The Next Court Case Against Teachers' Unions Attacks Opt-Out Rules
The day after the U.S. Supreme Court justices heard arguments for and against compulsory union fees for nonmembers, three teachers gathered downtown to discuss the next big case that could potentially hammer teachers' unions: Yohn v. California Teachers Association.
While Janus v. the American Federation of State, County, and Municipal Employees (AFSCME), the case before the Supreme Court, charges that public-employee unions in 22 states shouldn't be allowed to charge "agency" or "fair-share" fees to workers who choose not to join but who are still represented in collective bargaining, Yohn goes one step further. That case, which is currently on hold pending a decision in Janus, says teachers should have to affirmatively opt into the union—not opt out.
Many teachers disagree with their unions' political speech or activities, said Terence Pell, the president of the Center for Individual Rights, the libertarian law firm that filed the Yohn case. But those teachers often end up subsidizing their unions' activities because it's too complicated to opt out of the union, he said.
In California, for example, teachers have to repeatedly opt out every year—and the opt-out period is typically a brief window, Pell said.
Eight teachers in California are part of the Yohn case (seven of those teachers also filed an amicus brief in Janus). The three teachers who spoke to reporters at the Center for Individual Rights office in downtown Washington on Tuesday were Ryan Yohn, Bruce Aster, and Brian Miller. They all expressed frustration at feeling voiceless and powerless under the union's current structure.
"My money is going to a lot of policies I disagree with," said Yohn, the titular plaintiff in the case and an 8th grade American history teacher in Westminster, Calif.
Although agency-fee payers, like the teachers in this case, are not funding their union's overtly political activities, the three teachers said they still disagree with policies that fall under collective bargaining agreements—for example, teacher tenure and merit pay.

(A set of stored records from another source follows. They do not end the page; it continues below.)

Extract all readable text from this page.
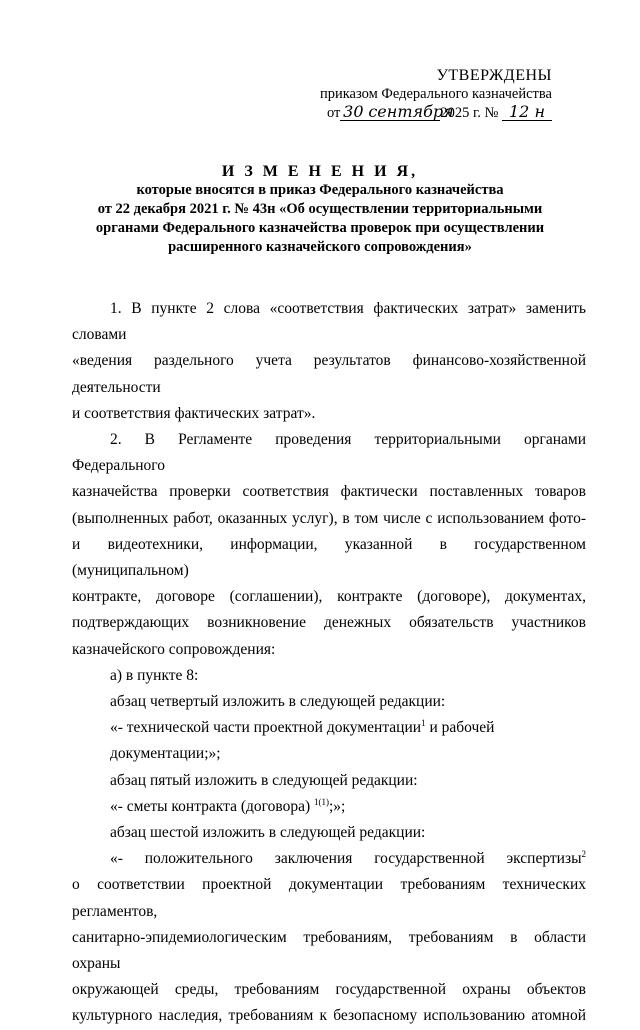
УТВЕРЖДЕНЫ
приказом Федерального казначейства
от 30 сентября2025 г. № 12 н
И З М Е Н Е Н И Я,
которые вносятся в приказ Федерального казначейства
от 22 декабря 2021 г. № 43н «Об осуществлении территориальными
органами Федерального казначейства проверок при осуществлении
расширенного казначейского сопровождения»
1. В пункте 2 слова «соответствия фактических затрат» заменить словами
«ведения раздельного учета результатов финансово-хозяйственной деятельности
и соответствия фактических затрат».
2. В Регламенте проведения территориальными органами Федерального
казначейства проверки соответствия фактически поставленных товаров
(выполненных работ, оказанных услуг), в том числе с использованием фото-
и видеотехники, информации, указанной в государственном (муниципальном)
контракте, договоре (соглашении), контракте (договоре), документах,
подтверждающих возникновение денежных обязательств участников
казначейского сопровождения:
а) в пункте 8:
абзац четвертый изложить в следующей редакции:
«- технической части проектной документации$^1$ и рабочей документации;»;
абзац пятый изложить в следующей редакции:
«- сметы контракта (договора) $^{1(1)}$;»;
абзац шестой изложить в следующей редакции:
«- положительного заключения государственной экспертизы$^2$
о соответствии проектной документации требованиям технических регламентов,
санитарно-эпидемиологическим требованиям, требованиям в области охраны
окружающей среды, требованиям государственной охраны объектов
культурного наследия, требованиям к безопасному использованию атомной
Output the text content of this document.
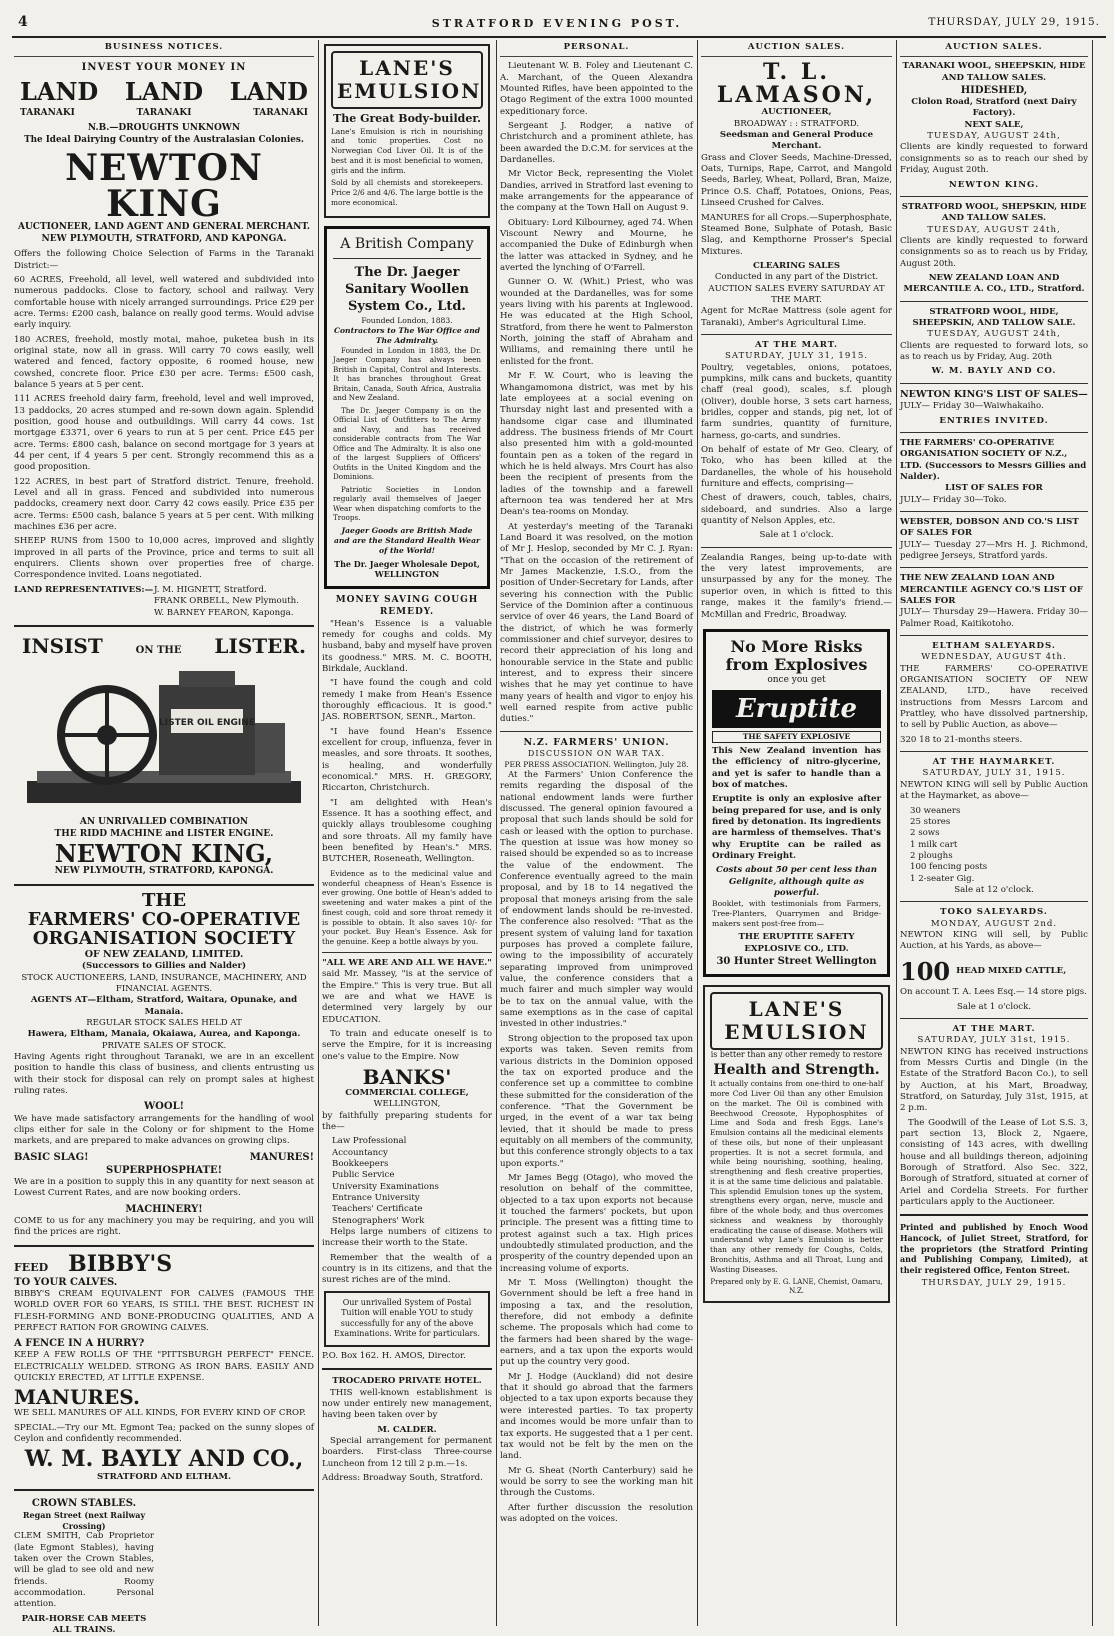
4	STRATFORD EVENING POST.	THURSDAY, JULY 29, 1915.
BUSINESS NOTICES.
INVEST YOUR MONEY IN
LAND LAND LAND
TARANAKI	TARANAKI	TARANAKI
N.B.—DROUGHTS UNKNOWN
The Ideal Dairying Country of the Australasian Colonies.
NEWTON KING
AUCTIONEER, LAND AGENT AND GENERAL MERCHANT.
NEW PLYMOUTH, STRATFORD, AND KAPONGA.
Offers the following Choice Selection of Farms in the Taranaki District:—
60 ACRES, Freehold, all level, well watered and subdivided into numerous paddocks. Close to factory, school and railway. Very comfortable house with nicely arranged surroundings. Price £29 per acre. Terms: £200 cash, balance on really good terms. Would advise early inquiry.
180 ACRES, freehold, mostly motai, mahoe, puketea bush in its original state, now all in grass. Will carry 70 cows easily, well watered and fenced, factory opposite, 6 roomed house, new cowshed, concrete floor. Price £30 per acre. Terms: £500 cash, balance 5 years at 5 per cent.
111 ACRES freehold dairy farm, freehold, level and well improved, 13 paddocks, 20 acres stumped and re-sown down again. Splendid position, good house and outbuildings. Will carry 44 cows. 1st mortgage £3371, over 6 years to run at 5 per cent. Price £45 per acre. Terms: £800 cash, balance on second mortgage for 3 years at 44 per cent, if 4 years 5 per cent. Strongly recommend this as a good proposition.
122 ACRES, in best part of Stratford district. Tenure, freehold. Level and all in grass. Fenced and subdivided into numerous paddocks, creamery next door. Carry 42 cows easily. Price £35 per acre. Terms: £500 cash, balance 5 years at 5 per cent. With milking machines £36 per acre.
SHEEP RUNS from 1500 to 10,000 acres, improved and slightly improved in all parts of the Province, price and terms to suit all enquirers. Clients shown over properties free of charge. Correspondence invited. Loans negotiated.
LAND REPRESENTATIVES:— J. M. HIGNETT, Stratford.
FRANK ORBELL, New Plymouth.
W. BARNEY FEARON, Kaponga.
INSIST	ON THE LISTER.
LISTER OIL ENGINE
AN UNRIVALLED COMBINATION
THE RIDD MACHINE and LISTER ENGINE.
NEWTON KING,
NEW PLYMOUTH, STRATFORD, KAPONGA.
THE
FARMERS' CO-OPERATIVE ORGANISATION SOCIETY
OF NEW ZEALAND, LIMITED.
(Successors to Gillies and Nalder)
STOCK AUCTIONEERS, LAND, INSURANCE, MACHINERY, AND FINANCIAL AGENTS.
AGENTS AT—Eltham, Stratford, Waitara, Opunake, and Manaia.
REGULAR STOCK SALES HELD AT
Hawera, Eltham, Manaia, Okaiawa, Aurea, and Kaponga.
PRIVATE SALES OF STOCK.
Having Agents right throughout Taranaki, we are in an excellent position to handle this class of business, and clients entrusting us with their stock for disposal can rely on prompt sales at highest ruling rates.
WOOL!
We have made satisfactory arrangements for the handling of wool clips either for sale in the Colony or for shipment to the Home markets, and are prepared to make advances on growing clips.
BASIC SLAG!	MANURES!
SUPERPHOSPHATE!
We are in a position to supply this in any quantity for next season at Lowest Current Rates, and are now booking orders.
MACHINERY!
COME to us for any machinery you may be requiring, and you will find the prices are right.
FEED BIBBY'S
TO YOUR CALVES.
BIBBY'S CREAM EQUIVALENT FOR CALVES (FAMOUS THE WORLD OVER FOR 60 YEARS, IS STILL THE BEST. RICHEST IN FLESH-FORMING AND BONE-PRODUCING QUALITIES, AND A PERFECT RATION FOR GROWING CALVES.
A FENCE IN A HURRY?
KEEP A FEW ROLLS OF THE "PITTSBURGH PERFECT" FENCE. ELECTRICALLY WELDED. STRONG AS IRON BARS. EASILY AND QUICKLY ERECTED, AT LITTLE EXPENSE.
MANURES.
WE SELL MANURES OF ALL KINDS, FOR EVERY KIND OF CROP.
SPECIAL.—Try our Mt. Egmont Tea; packed on the sunny slopes of Ceylon and confidently recommended.
W. M. BAYLY AND CO.,
STRATFORD AND ELTHAM.
CROWN STABLES.
Regan Street (next Railway Crossing)
CLEM SMITH, Cab Proprietor (late Egmont Stables), having taken over the Crown Stables, will be glad to see old and new friends. Roomy accommodation. Personal attention.
PAIR-HORSE CAB MEETS ALL TRAINS.
LANE'S EMULSION
The Great Body-builder.
Lane's Emulsion is rich in nourishing and tonic properties. Cost no Norwegian Cod Liver Oil. It is of the best and it is most beneficial to women, girls and the infirm.
Sold by all chemists and storekeepers. Price 2/6 and 4/6. The large bottle is the more economical.
A British Company
The Dr. Jaeger Sanitary Woollen System Co., Ltd.
Founded London, 1883.
Contractors to The War Office and The Admiralty.
Founded in London in 1883, the Dr. Jaeger Company has always been British in Capital, Control and Interests. It has branches throughout Great Britain, Canada, South Africa, Australia and New Zealand.
The Dr. Jaeger Company is on the Official List of Outfitters to The Army and Navy, and has received considerable contracts from The War Office and The Admiralty. It is also one of the largest Suppliers of Officers' Outfits in the United Kingdom and the Dominions.
Patriotic Societies in London regularly avail themselves of Jaeger Wear when dispatching comforts to the Troops.
Jaeger Goods are British Made and are the Standard Health Wear of the World!
The Dr. Jaeger Wholesale Depot, WELLINGTON
MONEY SAVING COUGH REMEDY.
"Hean's Essence is a valuable remedy for coughs and colds. My husband, baby and myself have proven its goodness." MRS. M. C. BOOTH, Birkdale, Auckland.
"I have found the cough and cold remedy I make from Hean's Essence thoroughly efficacious. It is good." JAS. ROBERTSON, SENR., Marton.
"I have found Hean's Essence excellent for croup, influenza, fever in measles, and sore throats. It soothes, is healing, and wonderfully economical." MRS. H. GREGORY, Riccarton, Christchurch.
"I am delighted with Hean's Essence. It has a soothing effect, and quickly allays troublesome coughing and sore throats. All my family have been benefited by Hean's." MRS. BUTCHER, Roseneath, Wellington.
Evidence as to the medicinal value and wonderful cheapness of Hean's Essence is ever growing. One bottle of Hean's added to sweetening and water makes a pint of the finest cough, cold and sore throat remedy it is possible to obtain. It also saves 10/- for your pocket. Buy Hean's Essence. Ask for the genuine. Keep a bottle always by you.
"ALL WE ARE AND ALL WE HAVE."
said Mr. Massey, "is at the service of the Empire." This is very true. But all we are and what we HAVE is determined very largely by our EDUCATION.
To train and educate oneself is to serve the Empire, for it is increasing one's value to the Empire. Now
BANKS'
COMMERCIAL COLLEGE,
WELLINGTON,
by faithfully preparing students for the—
Law Professional
Accountancy
Bookkeepers
Public Service
University Examinations
Entrance University
Teachers' Certificate
Stenographers' Work
Helps large numbers of citizens to increase their worth to the State.
Remember that the wealth of a country is in its citizens, and that the surest riches are of the mind.
Our unrivalled System of Postal Tuition will enable YOU to study successfully for any of the above Examinations. Write for particulars.
P.O. Box 162. H. AMOS, Director.
TROCADERO PRIVATE HOTEL.
THIS well-known establishment is now under entirely new management, having been taken over by
M. CALDER.
Special arrangement for permanent boarders. First-class Three-course Luncheon from 12 till 2 p.m.—1s.
Address: Broadway South, Stratford.
PERSONAL.
Lieutenant W. B. Foley and Lieutenant C. A. Marchant, of the Queen Alexandra Mounted Rifles, have been appointed to the Otago Regiment of the extra 1000 mounted expeditionary force.
Sergeant J. Rodger, a native of Christchurch and a prominent athlete, has been awarded the D.C.M. for services at the Dardanelles.
Mr Victor Beck, representing the Violet Dandies, arrived in Stratford last evening to make arrangements for the appearance of the company at the Town Hall on August 9.
Obituary: Lord Kilbourney, aged 74. When Viscount Newry and Mourne, he accompanied the Duke of Edinburgh when the latter was attacked in Sydney, and he averted the lynching of O'Farrell.
Gunner O. W. (Whit.) Priest, who was wounded at the Dardanelles, was for some years living with his parents at Inglewood. He was educated at the High School, Stratford, from there he went to Palmerston North, joining the staff of Abraham and Williams, and remaining there until he enlisted for the front.
Mr F. W. Court, who is leaving the Whangamomona district, was met by his late employees at a social evening on Thursday night last and presented with a handsome cigar case and illuminated address. The business friends of Mr Court also presented him with a gold-mounted fountain pen as a token of the regard in which he is held always. Mrs Court has also been the recipient of presents from the ladies of the township and a farewell afternoon tea was tendered her at Mrs Dean's tea-rooms on Monday.
At yesterday's meeting of the Taranaki Land Board it was resolved, on the motion of Mr J. Heslop, seconded by Mr C. J. Ryan: "That on the occasion of the retirement of Mr James Mackenzie, I.S.O., from the position of Under-Secretary for Lands, after severing his connection with the Public Service of the Dominion after a continuous service of over 46 years, the Land Board of the district, of which he was formerly commissioner and chief surveyor, desires to record their appreciation of his long and honourable service in the State and public interest, and to express their sincere wishes that he may yet continue to have many years of health and vigor to enjoy his well earned respite from active public duties."
N.Z. FARMERS' UNION.
DISCUSSION ON WAR TAX.
PER PRESS ASSOCIATION. Wellington, July 28.
At the Farmers' Union Conference the remits regarding the disposal of the national endowment lands were further discussed. The general opinion favoured a proposal that such lands should be sold for cash or leased with the option to purchase. The question at issue was how money so raised should be expended so as to increase the value of the endowment. The Conference eventually agreed to the main proposal, and by 18 to 14 negatived the proposal that moneys arising from the sale of endowment lands should be re-invested. The conference also resolved: "That as the present system of valuing land for taxation purposes has proved a complete failure, owing to the impossibility of accurately separating improved from unimproved value, the conference considers that a much fairer and much simpler way would be to tax on the annual value, with the same exemptions as in the case of capital invested in other industries."
Strong objection to the proposed tax upon exports was taken. Seven remits from various districts in the Dominion opposed the tax on exported produce and the conference set up a committee to combine these submitted for the consideration of the conference. "That the Government be urged, in the event of a war tax being levied, that it should be made to press equitably on all members of the community, but this conference strongly objects to a tax upon exports."
Mr James Begg (Otago), who moved the resolution on behalf of the committee, objected to a tax upon exports not because it touched the farmers' pockets, but upon principle. The present was a fitting time to protest against such a tax. High prices undoubtedly stimulated production, and the prosperity of the country depended upon an increasing volume of exports.
Mr T. Moss (Wellington) thought the Government should be left a free hand in imposing a tax, and the resolution, therefore, did not embody a definite scheme. The proposals which had come to the farmers had been shared by the wage-earners, and a tax upon the exports would put up the country very good.
Mr J. Hodge (Auckland) did not desire that it should go abroad that the farmers objected to a tax upon exports because they were interested parties. To tax property and incomes would be more unfair than to tax exports. He suggested that a 1 per cent. tax would not be felt by the men on the land.
Mr G. Sheat (North Canterbury) said he would be sorry to see the working man hit through the Customs.
After further discussion the resolution was adopted on the voices.
AUCTION SALES.
T. L. LAMASON,
AUCTIONEER,
BROADWAY : : STRATFORD.
Seedsman and General Produce Merchant.
Grass and Clover Seeds, Machine-Dressed, Oats, Turnips, Rape, Carrot, and Mangold Seeds, Barley, Wheat, Pollard, Bran, Maize, Prince O.S. Chaff, Potatoes, Onions, Peas, Linseed Crushed for Calves.
MANURES for all Crops.—Superphosphate, Steamed Bone, Sulphate of Potash, Basic Slag, and Kempthorne Prosser's Special Mixtures.
CLEARING SALES
Conducted in any part of the District. AUCTION SALES EVERY SATURDAY AT THE MART.
Agent for McRae Mattress (sole agent for Taranaki), Amber's Agricultural Lime.
AT THE MART.
SATURDAY, JULY 31, 1915.
Poultry, vegetables, onions, potatoes, pumpkins, milk cans and buckets, quantity chaff (real good), scales, s.f. plough (Oliver), double horse, 3 sets cart harness, bridles, copper and stands, pig net, lot of farm sundries, quantity of furniture, harness, go-carts, and sundries.
On behalf of estate of Mr Geo. Cleary, of Toko, who has been killed at the Dardanelles, the whole of his household furniture and effects, comprising—
Chest of drawers, couch, tables, chairs, sideboard, and sundries. Also a large quantity of Nelson Apples, etc.
Sale at 1 o'clock.
Zealandia Ranges, being up-to-date with the very latest improvements, are unsurpassed by any for the money. The superior oven, in which is fitted to this range, makes it the family's friend.—McMillan and Fredric, Broadway.
No More Risks from Explosives
once you get
Eruptite
THE SAFETY EXPLOSIVE
This New Zealand invention has the efficiency of nitro-glycerine, and yet is safer to handle than a box of matches.
Eruptite is only an explosive after being prepared for use, and is only fired by detonation. Its ingredients are harmless of themselves. That's why Eruptite can be railed as Ordinary Freight.
Costs about 50 per cent less than Gelignite, although quite as powerful.
Booklet, with testimonials from Farmers, Tree-Planters, Quarrymen and Bridge-makers sent post-free from—
THE ERUPTITE SAFETY EXPLOSIVE CO., LTD.
30 Hunter Street Wellington
LANE'S EMULSION
is better than any other remedy to restore
Health and Strength.
It actually contains from one-third to one-half more Cod Liver Oil than any other Emulsion on the market. The Oil is combined with Beechwood Creosote, Hypophosphites of Lime and Soda and fresh Eggs. Lane's Emulsion contains all the medicinal elements of these oils, but none of their unpleasant properties. It is not a secret formula, and while being nourishing, soothing, healing, strengthening and flesh creative properties, it is at the same time delicious and palatable. This splendid Emulsion tones up the system, strengthens every organ, nerve, muscle and fibre of the whole body, and thus overcomes sickness and weakness by thoroughly eradicating the cause of disease. Mothers will understand why Lane's Emulsion is better than any other remedy for Coughs, Colds, Bronchitis, Asthma and all Throat, Lung and Wasting Diseases.
Prepared only by E. G. LANE, Chemist, Oamaru, N.Z.
AUCTION SALES.
TARANAKI WOOL, SHEEPSKIN, HIDE AND TALLOW SALES.
HIDESHED,
Clolon Road, Stratford (next Dairy Factory).
NEXT SALE,
TUESDAY, AUGUST 24th,
Clients are kindly requested to forward consignments so as to reach our shed by Friday, August 20th.
NEWTON KING.
STRATFORD WOOL, SHEPSKIN, HIDE AND TALLOW SALES.
TUESDAY, AUGUST 24th,
Clients are kindly requested to forward consignments so as to reach us by Friday, August 20th.
NEW ZEALAND LOAN AND MERCANTILE A. CO., LTD., Stratford.
STRATFORD WOOL, HIDE, SHEEPSKIN, AND TALLOW SALE.
TUESDAY, AUGUST 24th,
Clients are requested to forward lots, so as to reach us by Friday, Aug. 20th
W. M. BAYLY AND CO.
NEWTON KING'S LIST OF SALES—
JULY— Friday 30—Waiwhakaiho.
ENTRIES INVITED.
THE FARMERS' CO-OPERATIVE ORGANISATION SOCIETY OF N.Z., LTD. (Successors to Messrs Gillies and Nalder).
LIST OF SALES FOR
JULY— Friday 30—Toko.
WEBSTER, DOBSON AND CO.'S LIST OF SALES FOR
JULY— Tuesday 27—Mrs H. J. Richmond, pedigree Jerseys, Stratford yards.
THE NEW ZEALAND LOAN AND MERCANTILE AGENCY CO.'S LIST OF SALES FOR
JULY— Thursday 29—Hawera. Friday 30—Palmer Road, Kaitikotoho.
ELTHAM SALEYARDS.
WEDNESDAY, AUGUST 4th.
THE FARMERS' CO-OPERATIVE ORGANISATION SOCIETY OF NEW ZEALAND, LTD., have received instructions from Messrs Larcom and Prattley, who have dissolved partnership, to sell by Public Auction, as above—
320 18 to 21-months steers.
AT THE HAYMARKET.
SATURDAY, JULY 31, 1915.
NEWTON KING will sell by Public Auction at the Haymarket, as above—
30 weaners
25 stores
2 sows
1 milk cart
2 ploughs
100 fencing posts
1 2-seater Gig.
Sale at 12 o'clock.
TOKO SALEYARDS.
MONDAY, AUGUST 2nd.
NEWTON KING will sell, by Public Auction, at his Yards, as above—
100 HEAD MIXED CATTLE,
On account T. A. Lees Esq.— 14 store pigs.
Sale at 1 o'clock.
AT THE MART.
SATURDAY, JULY 31st, 1915.
NEWTON KING has received instructions from Messrs Curtis and Dingle (in the Estate of the Stratford Bacon Co.), to sell by Auction, at his Mart, Broadway, Stratford, on Saturday, July 31st, 1915, at 2 p.m.
The Goodwill of the Lease of Lot S.S. 3, part section 13, Block 2, Ngaere, consisting of 143 acres, with dwelling house and all buildings thereon, adjoining Borough of Stratford. Also Sec. 322, Borough of Stratford, situated at corner of Ariel and Cordelia Streets. For further particulars apply to the Auctioneer.
Printed and published by Enoch Wood Hancock, of Juliet Street, Stratford, for the proprietors (the Stratford Printing and Publishing Company, Limited), at their registered Office, Fenton Street.
THURSDAY, JULY 29, 1915.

Union supporters argue that agency-fee payers are benefitting from the union's collective bargaining on issues like salary negotiations, class sizes, and other job protections. They say that if the Supreme Court rules against agency fees, some teachers will stop paying anything and become free riders—a characterization that the teachers in the Yohn case balked at.
"We're not free riders, we're forced riders," Miller said.
Yohn said he and other teachers at his school would be happy to donate $15 or so to collective bargaining efforts that focus on job protections, to avoid the free rider label.
A 'Death Knell for Unions'?
Teachers' unions are already bracing for a loss of membership and revenue if the Supreme Court rules against them in the Janus case. An unfavorable ruling in the Yohn case, should the case make it to the Supreme Court, would accelerate and deepen those losses by placing the burden on unions to retain and attract members.
"I'm not interested in ringing the death knell for unions by any stretch," Miller said. "If the unions are decertified, if their members choose to leave ... I would assert that the unions are not providing a service to their members in the first place."
All three teachers said they would be happy to stay a member of their local union, and they hope that the local unions would separate from the national and state chapters.
"We all know the folks who negotiate [at the local level], we generally want to hang together," Aster said. "It's the big CTA/[National Education Association] connection that's the big bugaboo."
The Supreme Court will decide on the Janus case by the end of June, and then lawyers hope to move the Yohn case forward, potentially even getting it to the Supreme Court for the next term, which begins in October.